Fitria "Fifi" Yusuf (born 9 December 1982) is an Indonesian socialite, fashion model and writer.

== Life and career ==
Yusuf was born in Jakarta, Indonesia on December 9, 1982. She moved to Australia as a child and attended St Hilda's Anglican School for Girls in Perth. She graduated from Menlo College in 2001 with a bachelor's degree in business administration, majoring in marketing from GS Fame Institute of Business in Jakarta. She has worked as an editor for a number of fashion magazines in Jakarta, as well as a columnist of Eve magazine, before opening her own one-stop shopping boutique called Ivy boutique in 2006. She co-founded Twinkle-Twinkle in 2009, a company producing customized crystal casings for smartphones. She married Wakid Khalid, an actor of Iranian descent, in 2020, and converted to Islam.

=== Writings ===
In 2009, Fitria Yusuf co-authored Little Pink Book: Jakarta Style & Shopping Guide with her friend Alexandra Dewi. In 2011, Yusuf co-authored another fashion-themed book called Hermes Temptation. The 400-page book tells the story of a million-dollar resell business of French luxury-bags brand Hermès which became "a must-have item" among the high society in Jakarta.

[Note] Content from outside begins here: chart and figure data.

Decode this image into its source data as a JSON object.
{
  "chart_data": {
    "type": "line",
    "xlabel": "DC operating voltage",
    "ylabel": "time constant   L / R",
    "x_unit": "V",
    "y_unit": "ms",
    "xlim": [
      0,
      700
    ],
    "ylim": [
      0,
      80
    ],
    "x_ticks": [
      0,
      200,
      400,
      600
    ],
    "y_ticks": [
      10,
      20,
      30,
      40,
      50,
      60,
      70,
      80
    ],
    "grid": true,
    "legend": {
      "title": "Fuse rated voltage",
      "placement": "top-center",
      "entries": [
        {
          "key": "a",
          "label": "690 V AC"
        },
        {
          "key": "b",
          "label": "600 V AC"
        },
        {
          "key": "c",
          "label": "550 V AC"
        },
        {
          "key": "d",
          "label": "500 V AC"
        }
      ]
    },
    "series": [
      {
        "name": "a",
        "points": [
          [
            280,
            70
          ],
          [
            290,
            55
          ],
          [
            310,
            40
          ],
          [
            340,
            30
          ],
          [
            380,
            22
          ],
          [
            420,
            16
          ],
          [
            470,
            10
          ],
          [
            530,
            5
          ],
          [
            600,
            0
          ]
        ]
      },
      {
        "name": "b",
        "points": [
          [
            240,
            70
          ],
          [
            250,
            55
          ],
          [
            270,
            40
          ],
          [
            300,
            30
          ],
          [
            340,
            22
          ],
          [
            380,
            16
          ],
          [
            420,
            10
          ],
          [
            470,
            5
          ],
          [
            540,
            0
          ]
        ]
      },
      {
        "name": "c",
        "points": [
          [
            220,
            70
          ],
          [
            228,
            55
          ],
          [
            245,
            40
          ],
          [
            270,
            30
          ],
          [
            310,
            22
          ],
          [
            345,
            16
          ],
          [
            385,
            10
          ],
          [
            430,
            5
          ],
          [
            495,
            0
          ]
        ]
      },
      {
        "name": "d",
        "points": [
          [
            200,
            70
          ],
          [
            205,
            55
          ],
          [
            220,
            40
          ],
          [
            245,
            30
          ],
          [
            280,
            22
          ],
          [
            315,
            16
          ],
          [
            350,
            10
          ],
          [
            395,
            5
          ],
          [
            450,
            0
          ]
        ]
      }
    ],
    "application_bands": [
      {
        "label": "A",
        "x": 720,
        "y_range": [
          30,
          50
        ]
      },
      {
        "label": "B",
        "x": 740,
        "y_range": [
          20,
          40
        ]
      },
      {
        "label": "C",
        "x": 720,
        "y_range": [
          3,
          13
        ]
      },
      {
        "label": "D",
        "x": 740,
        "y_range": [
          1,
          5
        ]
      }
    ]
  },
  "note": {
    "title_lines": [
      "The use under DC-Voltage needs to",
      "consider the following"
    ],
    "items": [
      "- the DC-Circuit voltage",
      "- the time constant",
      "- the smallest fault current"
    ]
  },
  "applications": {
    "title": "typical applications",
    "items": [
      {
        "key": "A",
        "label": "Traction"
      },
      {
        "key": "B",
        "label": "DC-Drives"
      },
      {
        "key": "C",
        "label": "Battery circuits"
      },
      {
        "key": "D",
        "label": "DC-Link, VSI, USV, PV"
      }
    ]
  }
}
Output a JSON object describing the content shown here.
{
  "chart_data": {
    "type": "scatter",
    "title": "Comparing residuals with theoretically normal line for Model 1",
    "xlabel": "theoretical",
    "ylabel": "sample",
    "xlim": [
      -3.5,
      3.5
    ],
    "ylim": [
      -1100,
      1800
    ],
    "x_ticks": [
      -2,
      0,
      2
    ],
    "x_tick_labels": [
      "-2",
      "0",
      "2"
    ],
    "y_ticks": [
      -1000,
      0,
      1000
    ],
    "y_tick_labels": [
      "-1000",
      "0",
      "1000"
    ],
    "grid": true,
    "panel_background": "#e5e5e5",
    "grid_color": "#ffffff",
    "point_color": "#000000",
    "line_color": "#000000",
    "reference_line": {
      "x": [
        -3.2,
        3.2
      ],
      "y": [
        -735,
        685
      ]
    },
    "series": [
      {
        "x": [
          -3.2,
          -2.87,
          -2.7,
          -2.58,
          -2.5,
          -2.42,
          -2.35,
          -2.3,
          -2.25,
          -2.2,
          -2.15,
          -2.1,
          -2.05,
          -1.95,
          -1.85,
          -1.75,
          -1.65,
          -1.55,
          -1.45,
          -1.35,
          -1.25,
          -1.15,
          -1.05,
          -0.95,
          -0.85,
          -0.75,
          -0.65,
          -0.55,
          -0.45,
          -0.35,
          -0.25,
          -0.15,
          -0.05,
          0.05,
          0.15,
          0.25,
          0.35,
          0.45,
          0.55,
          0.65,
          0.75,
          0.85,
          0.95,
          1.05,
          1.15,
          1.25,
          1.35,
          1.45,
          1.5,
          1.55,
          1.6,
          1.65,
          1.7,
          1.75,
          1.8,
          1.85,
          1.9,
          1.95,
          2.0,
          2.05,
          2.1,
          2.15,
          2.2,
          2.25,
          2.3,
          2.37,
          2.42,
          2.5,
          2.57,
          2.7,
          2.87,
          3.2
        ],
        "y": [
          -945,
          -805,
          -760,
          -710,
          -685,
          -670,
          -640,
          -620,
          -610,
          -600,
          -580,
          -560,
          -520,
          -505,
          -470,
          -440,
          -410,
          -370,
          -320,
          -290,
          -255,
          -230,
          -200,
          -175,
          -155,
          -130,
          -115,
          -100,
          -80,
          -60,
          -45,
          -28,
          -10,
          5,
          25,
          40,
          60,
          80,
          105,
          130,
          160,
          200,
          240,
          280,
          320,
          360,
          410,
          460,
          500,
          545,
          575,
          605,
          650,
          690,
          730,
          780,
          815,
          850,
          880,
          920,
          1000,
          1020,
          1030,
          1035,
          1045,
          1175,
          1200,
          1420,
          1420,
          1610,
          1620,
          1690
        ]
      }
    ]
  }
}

The book became a national best-seller and was printed in Indonesia and in the United States.

=== Corporate career ===
In 2009, Yusuf was appointed as a commissioner of PT Mitra International Resources TBL, a mining services company; she worked there until 2011. From 2012 to 2013, she was editor in chief of Aesthetic Beauty Guide Indonesia and chief executive officer of PT Fifefa International Jakarta from 2011 onwards. In 2014, she joined property and food & beverage business, Ozone Hotel & Eatery, in Pantai Indah Kapuk, North Jakarta. She became vice president director of PT Citra Marga Nusaphala Persada Tbk. (CMNP) in October 2015. Previously, she was independent commissioner at the toll road construction management company. She is involved in a CSR program carried out by CMNP and efforts to regulate tolls, as well as the provision of green open space.

== Awards and recognition ==
Yusuf was in her youth and twenties recognized by various media and company as a fashion icon including Tatler magazine, Senayan City, Kuningan City, Johnny Andrean Salon, and HighEnd magazine.